Opinião Opinião Politica Partido Comunista CRISTIANO RIBEIRO

OPINIÃO POLÍTICA

Estamos perante expressões de atitudes que explicam opções, sendo, uma digna e louvável, e outra simplesmente esclarecedora de um arcaísmo intolerável.

Por Cristiano Ribeiro (Médico e Militante do PCP)

 

A jornalista Marta Vidal ganhara um prémio Gazeta de Imprensa por uma sua reportagem no Expresso.
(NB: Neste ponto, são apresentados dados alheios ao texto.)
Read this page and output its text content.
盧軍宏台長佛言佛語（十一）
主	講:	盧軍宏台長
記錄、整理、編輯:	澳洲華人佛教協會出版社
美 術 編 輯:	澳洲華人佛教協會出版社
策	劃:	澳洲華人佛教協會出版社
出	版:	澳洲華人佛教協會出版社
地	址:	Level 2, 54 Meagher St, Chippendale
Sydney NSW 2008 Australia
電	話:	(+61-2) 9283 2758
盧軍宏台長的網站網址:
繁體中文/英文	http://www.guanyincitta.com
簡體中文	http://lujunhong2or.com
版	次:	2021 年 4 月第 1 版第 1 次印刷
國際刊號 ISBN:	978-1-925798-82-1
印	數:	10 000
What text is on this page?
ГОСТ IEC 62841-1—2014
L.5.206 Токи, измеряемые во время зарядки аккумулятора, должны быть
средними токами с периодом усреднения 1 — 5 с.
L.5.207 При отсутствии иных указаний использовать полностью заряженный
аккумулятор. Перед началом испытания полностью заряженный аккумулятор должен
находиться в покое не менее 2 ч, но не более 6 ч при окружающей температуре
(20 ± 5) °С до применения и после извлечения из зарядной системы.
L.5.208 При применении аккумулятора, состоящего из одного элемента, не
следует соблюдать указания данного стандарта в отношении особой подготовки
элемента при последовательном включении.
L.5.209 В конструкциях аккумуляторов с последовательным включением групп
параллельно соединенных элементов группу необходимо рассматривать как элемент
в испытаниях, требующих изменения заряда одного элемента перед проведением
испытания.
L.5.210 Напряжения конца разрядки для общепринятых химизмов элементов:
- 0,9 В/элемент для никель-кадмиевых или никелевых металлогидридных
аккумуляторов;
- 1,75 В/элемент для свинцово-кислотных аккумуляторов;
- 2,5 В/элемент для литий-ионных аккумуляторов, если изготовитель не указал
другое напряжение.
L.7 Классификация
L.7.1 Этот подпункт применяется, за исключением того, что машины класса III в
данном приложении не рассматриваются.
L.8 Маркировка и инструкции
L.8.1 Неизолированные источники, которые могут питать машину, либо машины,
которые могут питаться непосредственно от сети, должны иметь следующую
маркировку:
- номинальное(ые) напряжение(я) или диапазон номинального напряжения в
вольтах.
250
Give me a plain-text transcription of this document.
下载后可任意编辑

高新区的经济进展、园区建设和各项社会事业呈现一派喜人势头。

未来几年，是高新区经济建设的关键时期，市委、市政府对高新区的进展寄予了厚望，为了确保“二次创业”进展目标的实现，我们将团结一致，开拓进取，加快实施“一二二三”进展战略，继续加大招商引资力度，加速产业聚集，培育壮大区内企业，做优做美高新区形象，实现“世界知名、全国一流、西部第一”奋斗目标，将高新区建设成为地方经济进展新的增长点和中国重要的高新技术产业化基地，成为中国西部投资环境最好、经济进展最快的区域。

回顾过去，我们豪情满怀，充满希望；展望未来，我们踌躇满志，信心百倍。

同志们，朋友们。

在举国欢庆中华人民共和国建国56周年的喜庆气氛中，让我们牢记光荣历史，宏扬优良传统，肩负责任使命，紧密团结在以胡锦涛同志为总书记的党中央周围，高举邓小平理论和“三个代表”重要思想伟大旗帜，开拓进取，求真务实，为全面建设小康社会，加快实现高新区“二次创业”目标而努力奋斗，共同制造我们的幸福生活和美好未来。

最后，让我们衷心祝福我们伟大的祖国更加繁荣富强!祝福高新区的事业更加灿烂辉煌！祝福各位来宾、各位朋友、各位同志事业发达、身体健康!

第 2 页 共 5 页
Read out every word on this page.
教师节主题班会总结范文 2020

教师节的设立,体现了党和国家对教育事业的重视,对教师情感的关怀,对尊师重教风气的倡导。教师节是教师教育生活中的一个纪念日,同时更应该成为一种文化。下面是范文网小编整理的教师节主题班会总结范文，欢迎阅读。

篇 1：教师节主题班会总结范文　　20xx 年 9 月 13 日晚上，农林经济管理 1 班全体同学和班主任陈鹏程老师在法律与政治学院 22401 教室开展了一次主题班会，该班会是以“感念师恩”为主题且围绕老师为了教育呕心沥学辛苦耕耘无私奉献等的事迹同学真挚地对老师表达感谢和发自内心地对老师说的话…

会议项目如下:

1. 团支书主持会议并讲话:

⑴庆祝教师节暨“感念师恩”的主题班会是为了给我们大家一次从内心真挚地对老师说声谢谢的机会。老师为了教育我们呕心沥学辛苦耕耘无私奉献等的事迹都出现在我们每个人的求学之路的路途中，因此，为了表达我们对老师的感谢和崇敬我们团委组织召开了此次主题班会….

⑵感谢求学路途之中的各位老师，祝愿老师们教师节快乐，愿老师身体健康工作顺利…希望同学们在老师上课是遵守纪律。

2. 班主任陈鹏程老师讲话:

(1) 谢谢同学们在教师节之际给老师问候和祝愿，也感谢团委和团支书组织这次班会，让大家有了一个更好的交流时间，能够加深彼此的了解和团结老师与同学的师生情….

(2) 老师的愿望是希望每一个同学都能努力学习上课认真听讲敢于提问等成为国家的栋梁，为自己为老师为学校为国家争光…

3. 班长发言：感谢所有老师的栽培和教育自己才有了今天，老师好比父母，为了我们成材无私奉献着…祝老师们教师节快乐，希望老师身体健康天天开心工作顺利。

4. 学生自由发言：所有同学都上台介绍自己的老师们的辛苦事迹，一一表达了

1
Em cerimónia pública e na presença de Marcelo Rebelo de Sousa e de Carlos Moedas, ela surpreendeu-nos com um discurso acusatório do silêncio, entendido como cúmplice, do Presidente da República e do Presidente da Câmara de Lisboa, no que respeita ao atual genocidio do povo palestiniano por Israel. 

 

E a sua recusa em aceitar o cumprimento mais amistoso de um beijo, por parte do PR, preferindo o aperto de mão, mais formal, fora também prova de coragem e distanciamento.

 

Recentemente, um mesmo aperto de mão fora também objeto de interpretação diversa, agora, não em cerimónia mundana, mas em visita protocolar diplomática. 

 

A cena passara-se em Damasco, em visita comum de dois ministros dos Negócios Estrangeiros da União  Europeia (alemão e francês) aos "novos senhores" da Síria. 

 

 

 

 

A cerimónia pareceria ser formalmente a esperada, em ambiente de mútuo regozijo, se não fora o caso de um dos Ministros, a alemã, ser mulher. 

 

E, eloquentemente, o "novo senhor", al-Joulani, de seu nome, especializado em cortar cabeças a "infiéis", e que trocou a tradicional roupa e barba dos fundamentalistas islâmicos por um mais convincente fato moderno e barba escanhoada, deixou a mão da alemã, no cumprimento, em suspenso no ar. 

 

E posteriores fotografias oficiais do acontecido revelam óbvia manipulação fotográfica, com exclusão do rosto de mulher.

 

Estamos perante expressões de atitudes que explicam opções, sendo, uma digna e louvável, e outra simplesmente esclarecedora de um arcaísmo intolerável.